The legs are short because it is designed to be a benchtop box. Making it taller requires a wider stance for stability. Attempting to conserve space with this one. It's designed to be broken apart in the middle and held together with a clamp like the one seen in the following link. The lid would be held on in the same manner, allowing the lid to be used for either the full or half length unit.

The entire unit is pitched so condensate would drain. Sealing between the sections and/or lid could be accomplished with weather stripping and the hasp should provide the necessary clamping force.

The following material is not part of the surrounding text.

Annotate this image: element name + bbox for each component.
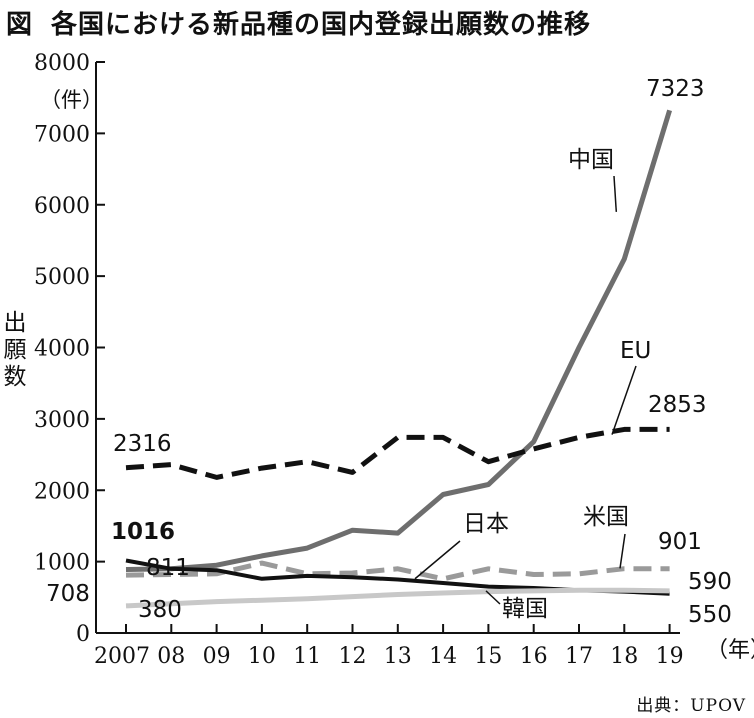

The small circles on the side are for dowels to support the piece being steamed. It would heat unevenly and be more likely to warp if it were allowed to rest flat against the bottom. The exposed image shows the the interior structure (link below). It would allow the inclusion of a steam distribution system, though the pitch on the box would likely make that unnecessary. The hot steam will have a tendency to rise in the box, and then it will condense and run down to the bottom, allowing room for more steam to rise up. Phase change thermosiphons are very effective, and that's the main reason for the exaggerated tilt (5 degrees, total).

I'd like to give it a test without including any steam distribution system. I took a look at what it would take to make a distribution system that could be easily separated in the middle, and it seem much easier (and cheaper!) to just not have one at all.

Most designs I saw on the internet seemed to want to put a variable number of vent holes in the design that could be covered/uncovered to allow for a manual adjustment to balance pressure buildup with temperature loss. A much simpler idea that becomes possible with the tilted design is to install a condensate drain line with an S-trap. It allows you to easily eliminate live steam losses while making sure that you do not over-pressurize the box. Adding this type of drain will require that the unit not be used on the floor as designed because you'll need room under it for the trap and condensate bucket.